What does it sound like?:
This three cd set is a companion piece to 2015’s Anthology release. That two cd album concentrated exclusively on Howe’s solo pieces, whereas this focuses on his work as part of a group or in collaboration with other artists.
Now three cds worth is an awful lot of Steve Howe, even for a Yes fan like myself, so this is one that is best appreciated over several sittings.
It starts in the mid sixties with various small time outfits he briefly played with, before moving on to his first ‘proper’ band Bodast. There are a handful of tracks from this pseudo early- proggy band but surprisingly not including Nether Street, which later became the basis for The Wurm section of the Yes classic Starship Trooper. To be honest, most of this early stuff is interesting to hear once, but it’s not really something you’d return to too often. We then move on to the Yes years, perhaps too predictably with Roundabout, but then not so predictably with the excellent Tempus Fugit from the still very underrated Drama album. Onward then to his time with Asia – a band I always felt I ought to like but I could never quite get into their prog-lite style despite my best efforts. Even their most well known song Heat Of The Moment sounds very dated now. The first cd ends with a couple of tracks from his much vaunted but short lived project with Steve Hackett, GTR, which promised much but singularly failed to deliver.
The second disc continues the chronological sequence with sadly just one AWBH track, followed by a couple of unreleased takes from The Union album by the reconstituted Yes. These are described as unreleased, which I suppose is technically correct, but they are in fact just the backing tracks he put together for the recordings. The Yes theme continues with a studio piece from Keys To Ascension vol 2 – even know I feel they threw away a good studio album by spreading all the new material they’d recorded over the two KTA ‘half studio/half live’ albums, where no-one seemed to pay it any attention whatsoever. There follow a few songs from the less well known/successful later period Yes albums – From The Balcony from the frankly poor Open Your Eyes, Nine Voices from the patchy The Ladder album and We Agree from Magnification, which remains the last studio album featuring Jon Anderson. We then move to Howe’s second spell with Asia with five largely pleasant but immediately forgettable songs, before returning to Yes, with a Japan only bonus track from Fly From Here, which doesn’t set the world on fire, and a mercifully edited track from the last Yes album, the truly dire Heaven and Earth.

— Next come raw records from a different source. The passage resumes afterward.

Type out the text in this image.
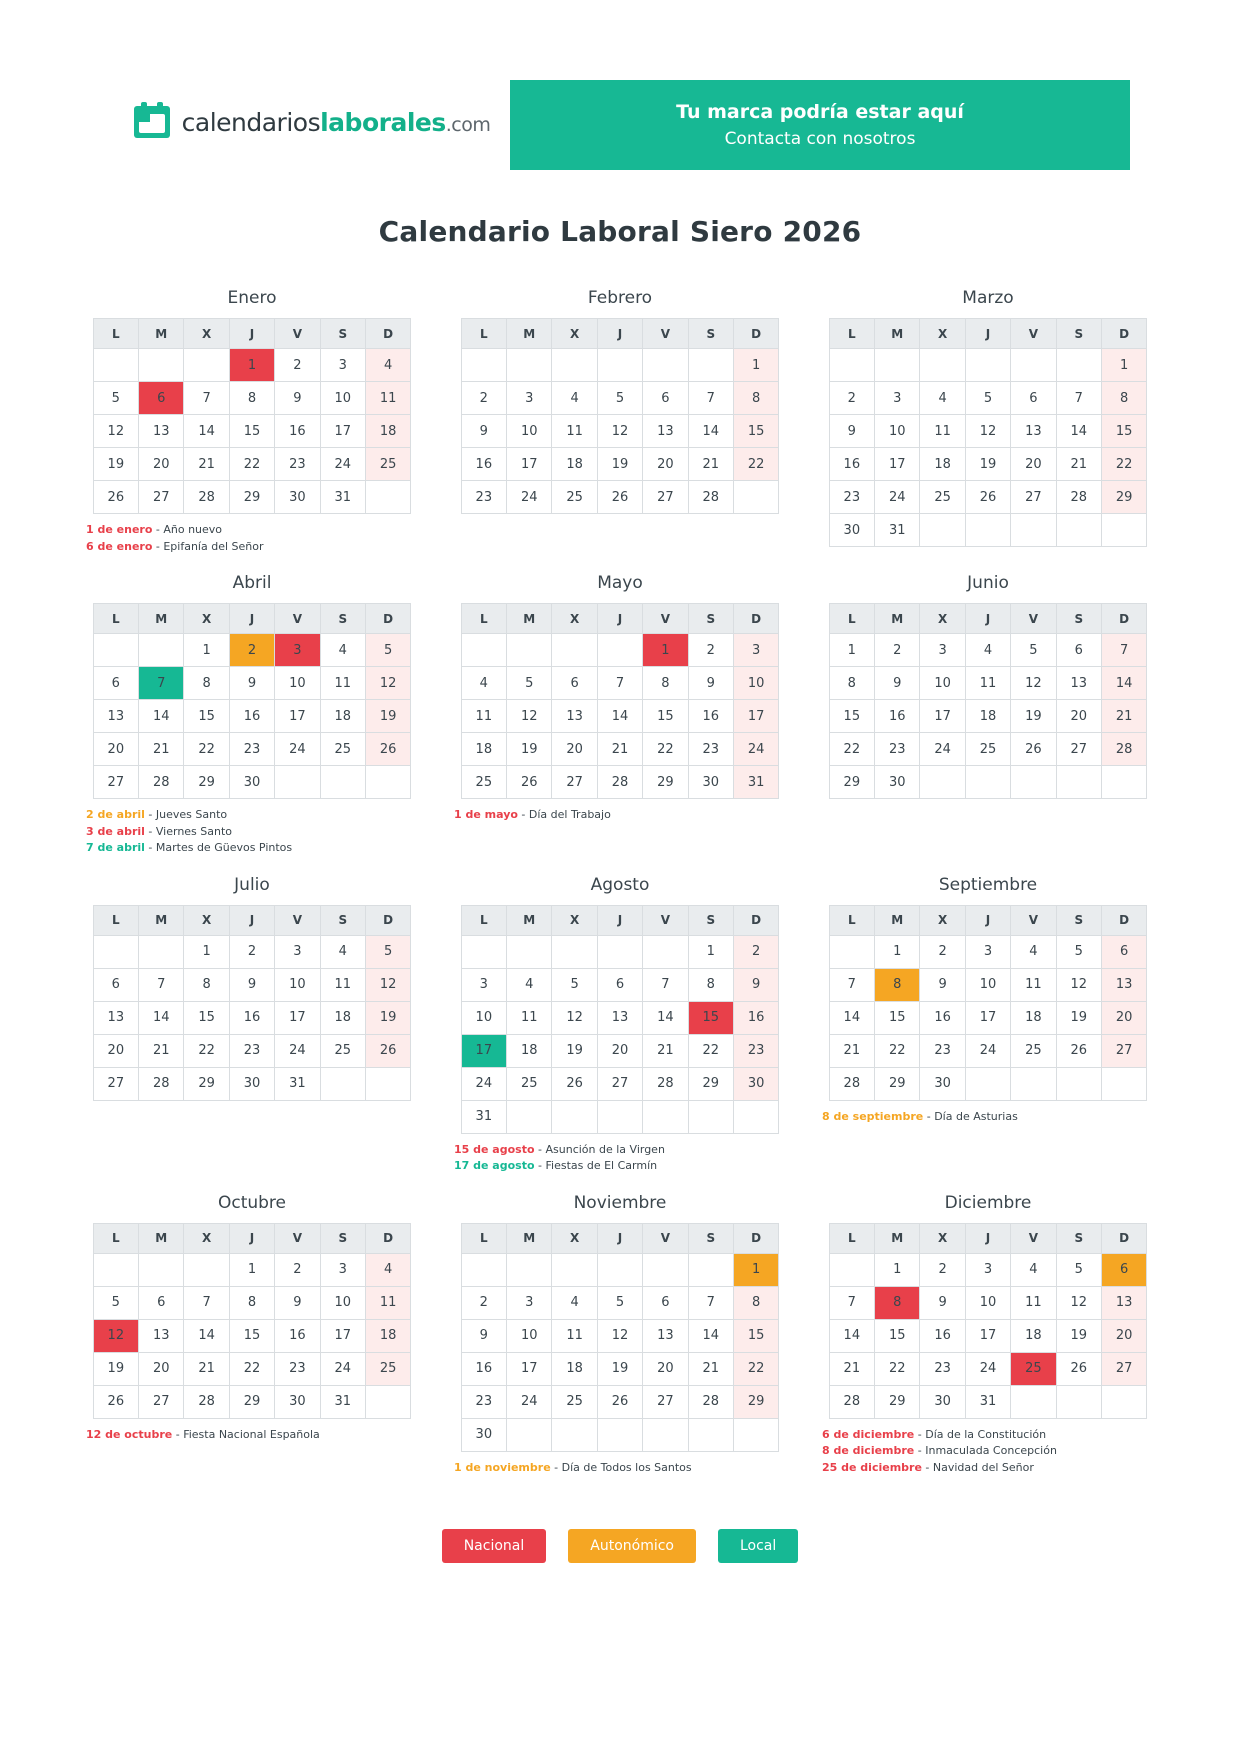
calendarioslaborales.com
Tu marca podría estar aquí
Contacta con nosotros
Calendario Laboral Siero 2026
Enero
L	M	X	J	V	S	D
			1	2	3	4
5	6	7	8	9	10	11
12	13	14	15	16	17	18
19	20	21	22	23	24	25
26	27	28	29	30	31	
1 de enero - Año nuevo
6 de enero - Epifanía del Señor
Febrero
L	M	X	J	V	S	D
						1
2	3	4	5	6	7	8
9	10	11	12	13	14	15
16	17	18	19	20	21	22
23	24	25	26	27	28	
Marzo
L	M	X	J	V	S	D
						1
2	3	4	5	6	7	8
9	10	11	12	13	14	15
16	17	18	19	20	21	22
23	24	25	26	27	28	29
30	31					
Abril
L	M	X	J	V	S	D
		1	2	3	4	5
6	7	8	9	10	11	12
13	14	15	16	17	18	19
20	21	22	23	24	25	26
27	28	29	30			
2 de abril - Jueves Santo
3 de abril - Viernes Santo
7 de abril - Martes de Güevos Pintos
Mayo
L	M	X	J	V	S	D
				1	2	3
4	5	6	7	8	9	10
11	12	13	14	15	16	17
18	19	20	21	22	23	24
25	26	27	28	29	30	31
1 de mayo - Día del Trabajo
Junio
L	M	X	J	V	S	D
1	2	3	4	5	6	7
8	9	10	11	12	13	14
15	16	17	18	19	20	21
22	23	24	25	26	27	28
29	30					
Julio
L	M	X	J	V	S	D
		1	2	3	4	5
6	7	8	9	10	11	12
13	14	15	16	17	18	19
20	21	22	23	24	25	26
27	28	29	30	31		
Agosto
L	M	X	J	V	S	D
					1	2
3	4	5	6	7	8	9
10	11	12	13	14	15	16
17	18	19	20	21	22	23
24	25	26	27	28	29	30
31						
15 de agosto - Asunción de la Virgen
17 de agosto - Fiestas de El Carmín
Septiembre
L	M	X	J	V	S	D
	1	2	3	4	5	6
7	8	9	10	11	12	13
14	15	16	17	18	19	20
21	22	23	24	25	26	27
28	29	30				
8 de septiembre - Día de Asturias
Octubre
L	M	X	J	V	S	D
			1	2	3	4
5	6	7	8	9	10	11
12	13	14	15	16	17	18
19	20	21	22	23	24	25
26	27	28	29	30	31	
12 de octubre - Fiesta Nacional Española
Noviembre
L	M	X	J	V	S	D
						1
2	3	4	5	6	7	8
9	10	11	12	13	14	15
16	17	18	19	20	21	22
23	24	25	26	27	28	29
30						
1 de noviembre - Día de Todos los Santos
Diciembre
L	M	X	J	V	S	D
	1	2	3	4	5	6
7	8	9	10	11	12	13
14	15	16	17	18	19	20
21	22	23	24	25	26	27
28	29	30	31			
6 de diciembre - Día de la Constitución
8 de diciembre - Inmaculada Concepción
25 de diciembre - Navidad del Señor
Nacional	Autonómico	Local
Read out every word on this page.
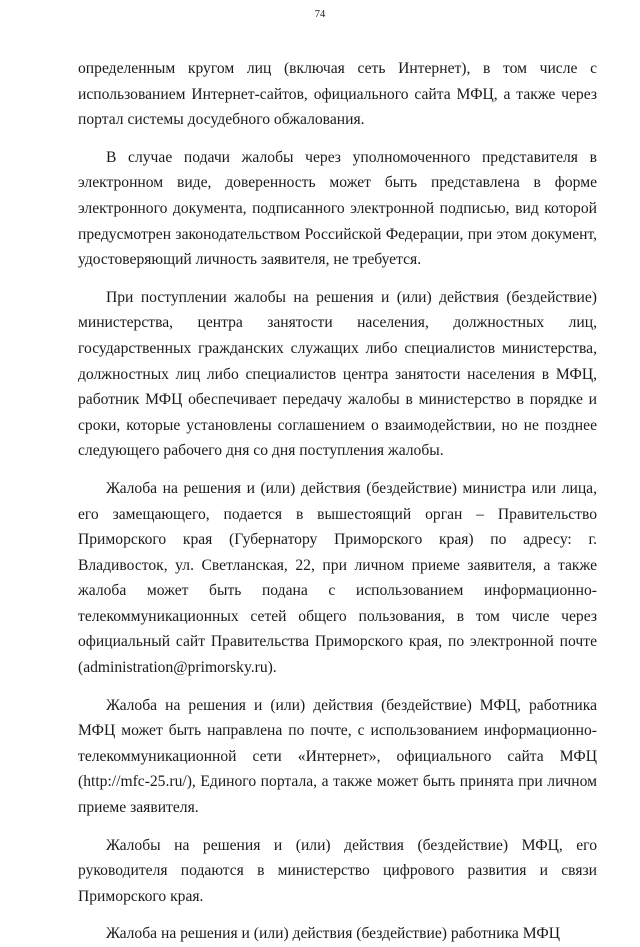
74

определенным кругом лиц (включая сеть Интернет), в том числе с использованием Интернет-сайтов, официального сайта МФЦ, а также через портал системы досудебного обжалования.

В случае подачи жалобы через уполномоченного представителя в электронном виде, доверенность может быть представлена в форме электронного документа, подписанного электронной подписью, вид которой предусмотрен законодательством Российской Федерации, при этом документ, удостоверяющий личность заявителя, не требуется.

При поступлении жалобы на решения и (или) действия (бездействие) министерства, центра занятости населения, должностных лиц, государственных гражданских служащих либо специалистов министерства, должностных лиц либо специалистов центра занятости населения в МФЦ, работник МФЦ обеспечивает передачу жалобы в министерство в порядке и сроки, которые установлены соглашением о взаимодействии, но не позднее следующего рабочего дня со дня поступления жалобы.

Жалоба на решения и (или) действия (бездействие) министра или лица, его замещающего, подается в вышестоящий орган – Правительство Приморского края (Губернатору Приморского края) по адресу: г. Владивосток, ул. Светланская, 22, при личном приеме заявителя, а также жалоба может быть подана с использованием информационно-телекоммуникационных сетей общего пользования, в том числе через официальный сайт Правительства Приморского края, по электронной почте (administration@primorsky.ru).

Жалоба на решения и (или) действия (бездействие) МФЦ, работника МФЦ может быть направлена по почте, с использованием информационно-телекоммуникационной сети «Интернет», официального сайта МФЦ (http://mfc-25.ru/), Единого портала, а также может быть принята при личном приеме заявителя.

Жалобы на решения и (или) действия (бездействие) МФЦ, его руководителя подаются в министерство цифрового развития и связи Приморского края.

Жалоба на решения и (или) действия (бездействие) работника МФЦ
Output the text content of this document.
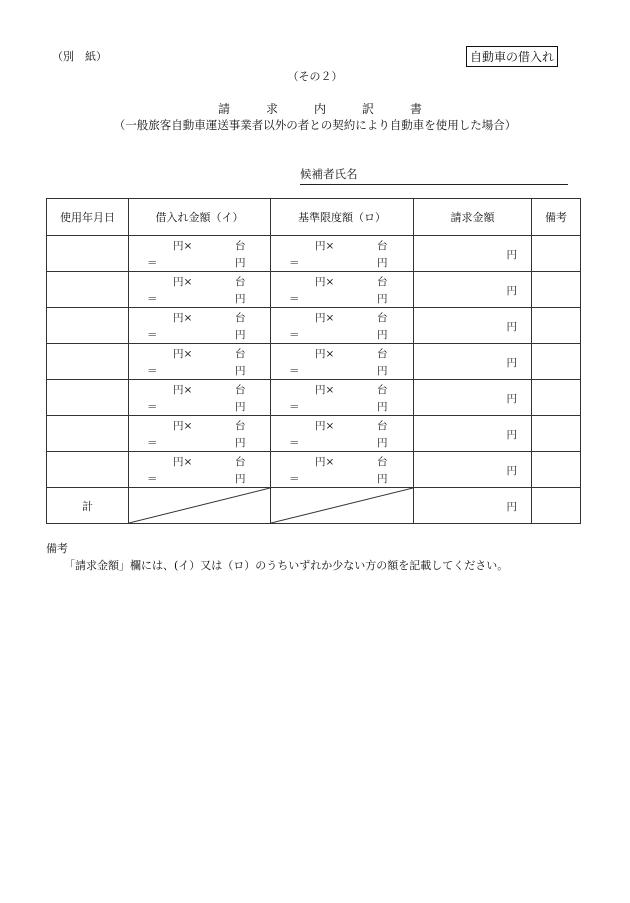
（別　紙）	自動車の借入れ
（その２）
請	求	内	訳	書
（一般旅客自動車運送事業者以外の者との契約により自動車を使用した場合）
候補者氏名
使用年月日	借入れ金額（イ）	基準限度額（ロ）	請求金額	備考

	円× 台
＝ 円	円× 台
＝ 円	円	

	円× 台
＝ 円	円× 台
＝ 円	円	

	円× 台
＝ 円	円× 台
＝ 円	円	

	円× 台
＝ 円	円× 台
＝ 円	円	

	円× 台
＝ 円	円× 台
＝ 円	円	

	円× 台
＝ 円	円× 台
＝ 円	円	

	円× 台
＝ 円	円× 台
＝ 円	円	

計			円	

備考
「請求金額」欄には、(イ）又は（ロ）のうちいずれか少ない方の額を記載してください。
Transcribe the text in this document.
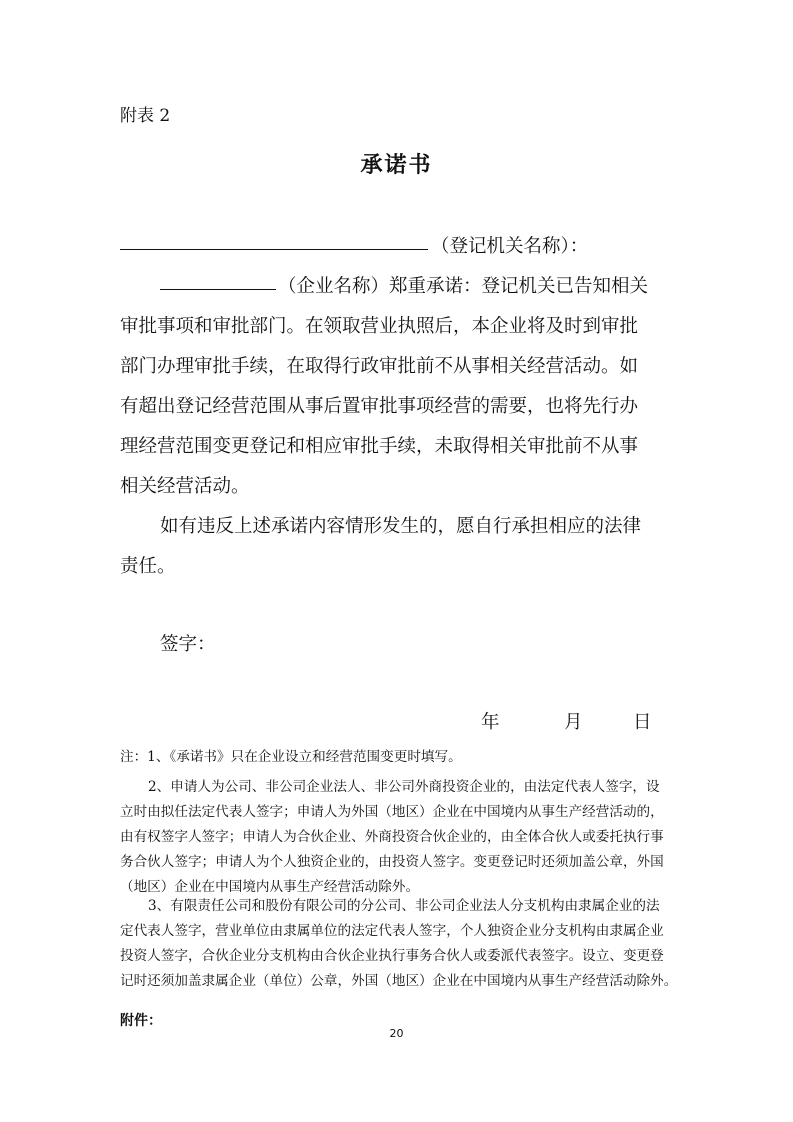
附表 2
承诺书
（登记机关名称）：
（企业名称）郑重承诺：登记机关已告知相关
审批事项和审批部门。在领取营业执照后，本企业将及时到审批
部门办理审批手续，在取得行政审批前不从事相关经营活动。如
有超出登记经营范围从事后置审批事项经营的需要，也将先行办
理经营范围变更登记和相应审批手续，未取得相关审批前不从事
相关经营活动。
如有违反上述承诺内容情形发生的，愿自行承担相应的法律
责任。
签字：
年	月	日
注：1、《承诺书》只在企业设立和经营范围变更时填写。
2、申请人为公司、非公司企业法人、非公司外商投资企业的，由法定代表人签字，设
立时由拟任法定代表人签字；申请人为外国（地区）企业在中国境内从事生产经营活动的，
由有权签字人签字；申请人为合伙企业、外商投资合伙企业的，由全体合伙人或委托执行事
务合伙人签字；申请人为个人独资企业的，由投资人签字。变更登记时还须加盖公章，外国
（地区）企业在中国境内从事生产经营活动除外。
3、有限责任公司和股份有限公司的分公司、非公司企业法人分支机构由隶属企业的法
定代表人签字，营业单位由隶属单位的法定代表人签字，个人独资企业分支机构由隶属企业
投资人签字，合伙企业分支机构由合伙企业执行事务合伙人或委派代表签字。设立、变更登
记时还须加盖隶属企业（单位）公章，外国（地区）企业在中国境内从事生产经营活动除外。
附件：
20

Finally we reach disc number three. This starts promisingly with a collaboration with Billy Currie of Ultravox, and the Fish version of Time And A Word, which eventually saw the light of day on the reissue of Fish’s Songs From The Mirror cover versions set – an album I liked a lot, although it’s a long time since I last played it. There’s also a couple of ok pieces with Annie Haslam, including a cover of Turn Of The Century, and a good track with Oliver Wakeman – I’d like to have heard more of this, and I shall be looking up the album it’s taken from, The Three Ages Of Magick, for further listening. The rest of the disc is taken up with previously unreleased work with Keith West, who worked with Howe on his solo album The Grand Scheme Of Things, and Max West, presumably from the aborted post GTR project Neurotrend. Rather like the beginning of the first cd, these are interesting to listen to once or twice, but there’s not really much to draw you back again.
Inevitably perhaps, the album artwork is by Roger Dean, and there is a very interesting thirty-two booklet with lots of details on the origins of the music.
What does it all *mean*?
Despite this being a compilation, it’s not really one that will appeal to the casual fan with a vague interest in Howe’s work – 56 tracks over three cds is a lot to take on board even for the devotee. If you’re a completist though, you will no doubt love the wealth of unreleased material on this very comprehensive collection.
Goes well with…
An evening of prog, but best enjoyed in small doses.
Might suit people who like…
Howe’s solo work, Yes, prog, guitars.